The fourth book in Frédéric Brrémaud and Federico Bertolucci’s “Love” series will be available next month, but we’ve got a quick look at it today. The art is as gorgeous as the other three volumes, and the story is just as in depth (and downright depressing) as we’ve come to expect from this series. See below for preview pages and a review of Love: the Dinosaur.
As with Love: the Lion and the other books, this is a story without any dialog at all, it’s told entirely through paintings. In this book we’re following a much smaller dinosaur as it goes about its daily scrabble for survival, and you have to really concentrate on the artwork to get an idea of the story. In the end, though, the story is very straightforward (SPOILERS.) Life is hard, alliances last only as long as they’re convenient, and in the end we’ll all die anyway.
Cheery, right?
The artwork is of course what draws you in, rather than any kind of uplifting message. The panels are insanely detailed, with gorgeous splashes of color and amazing landscapes. The sight of a prehistoric savannah with hundreds of dinosaurs covering it from horizon to horizon is breathtaking, and the battle scenes between predator and prey are mesmerizing.

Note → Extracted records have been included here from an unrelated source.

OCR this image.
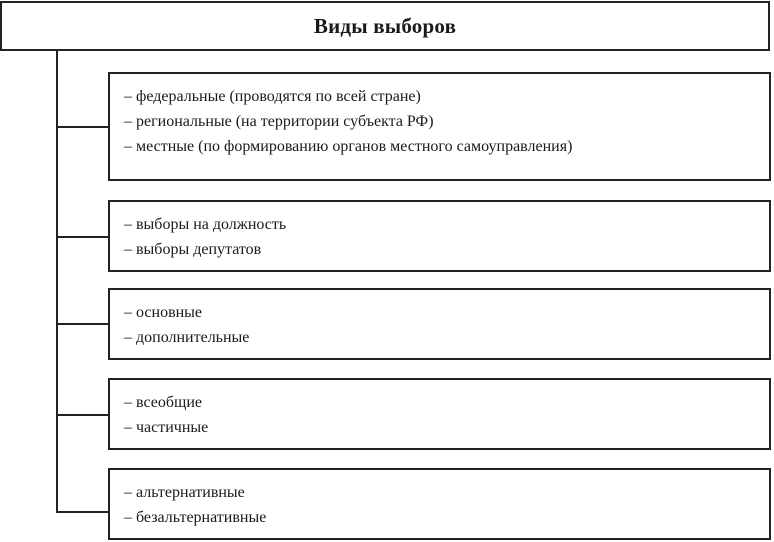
Виды выборов
– федеральные (проводятся по всей стране)
– региональные (на территории субъекта РФ)
– местные (по формированию органов местного самоуправления)
– выборы на должность
– выборы депутатов
– основные
– дополнительные
– всеобщие
– частичные
– альтернативные
– безальтернативные
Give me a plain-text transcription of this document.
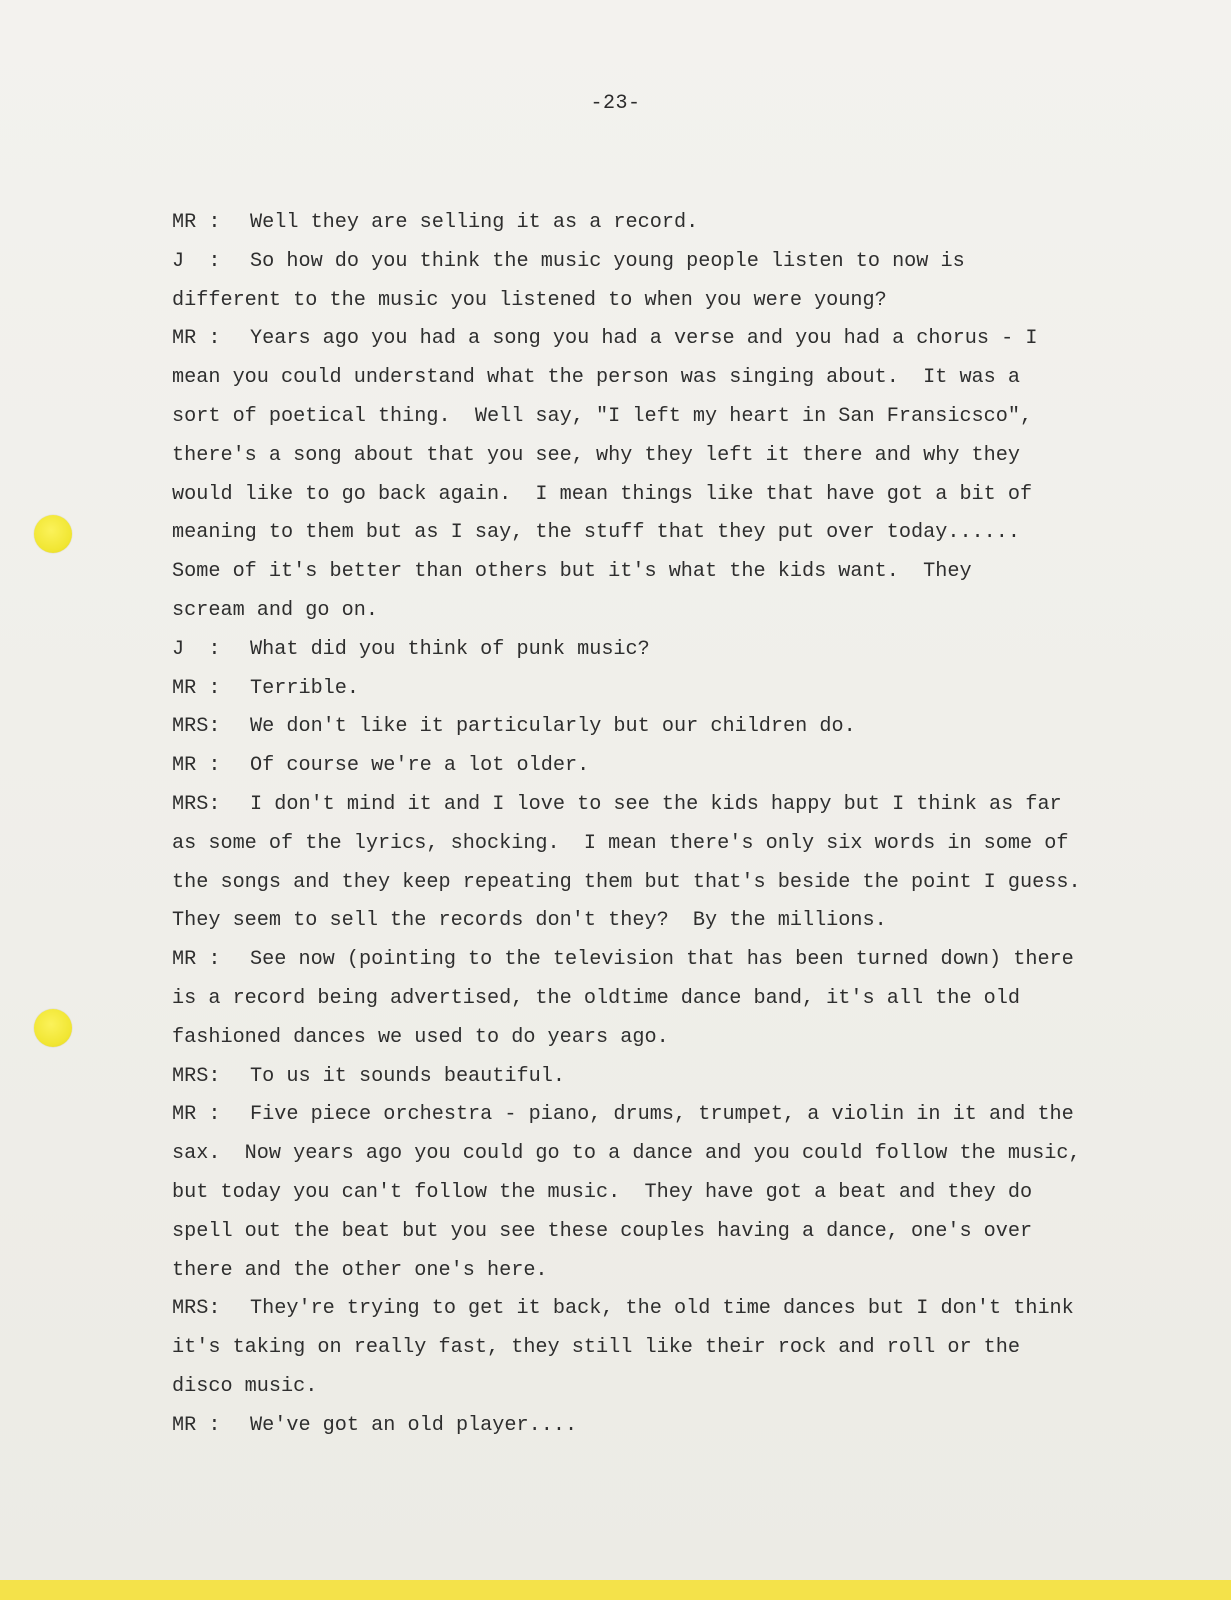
-23-

MR : Well they are selling it as a record.

J  : So how do you think the music young people listen to now is
different to the music you listened to when you were young?

MR : Years ago you had a song you had a verse and you had a chorus - I
mean you could understand what the person was singing about.  It was a
sort of poetical thing.  Well say, "I left my heart in San Fransicsco",
there's a song about that you see, why they left it there and why they
would like to go back again.  I mean things like that have got a bit of
meaning to them but as I say, the stuff that they put over today......
Some of it's better than others but it's what the kids want.  They
scream and go on.

J  : What did you think of punk music?

MR : Terrible.

MRS: We don't like it particularly but our children do.

MR : Of course we're a lot older.

MRS: I don't mind it and I love to see the kids happy but I think as far
as some of the lyrics, shocking.  I mean there's only six words in some of
the songs and they keep repeating them but that's beside the point I guess.
They seem to sell the records don't they?  By the millions.

MR : See now (pointing to the television that has been turned down) there
is a record being advertised, the oldtime dance band, it's all the old
fashioned dances we used to do years ago.

MRS: To us it sounds beautiful.

MR : Five piece orchestra - piano, drums, trumpet, a violin in it and the
sax.  Now years ago you could go to a dance and you could follow the music,
but today you can't follow the music.  They have got a beat and they do
spell out the beat but you see these couples having a dance, one's over
there and the other one's here.

MRS: They're trying to get it back, the old time dances but I don't think
it's taking on really fast, they still like their rock and roll or the
disco music.

MR : We've got an old player....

In the end, though, the series hasn’t really grabbed me. I love the art, but in both this and Lion the end of the story was abrupt, and kind of hopeless. And at least in Lion we had a tiny glimmer of something less dark, even if it was just a dying memory of happier times. Here, we don’t even see an acknowledgement of any relationship these animals may have had with each other, any kind of gratefulness or sadness at the end, which I guess is actually pretty realistic. They’re animals, so they’re not going to have human emotions or understandings.
It does make the title “Love” a little inaccurate, but at least the artwork is very pretty.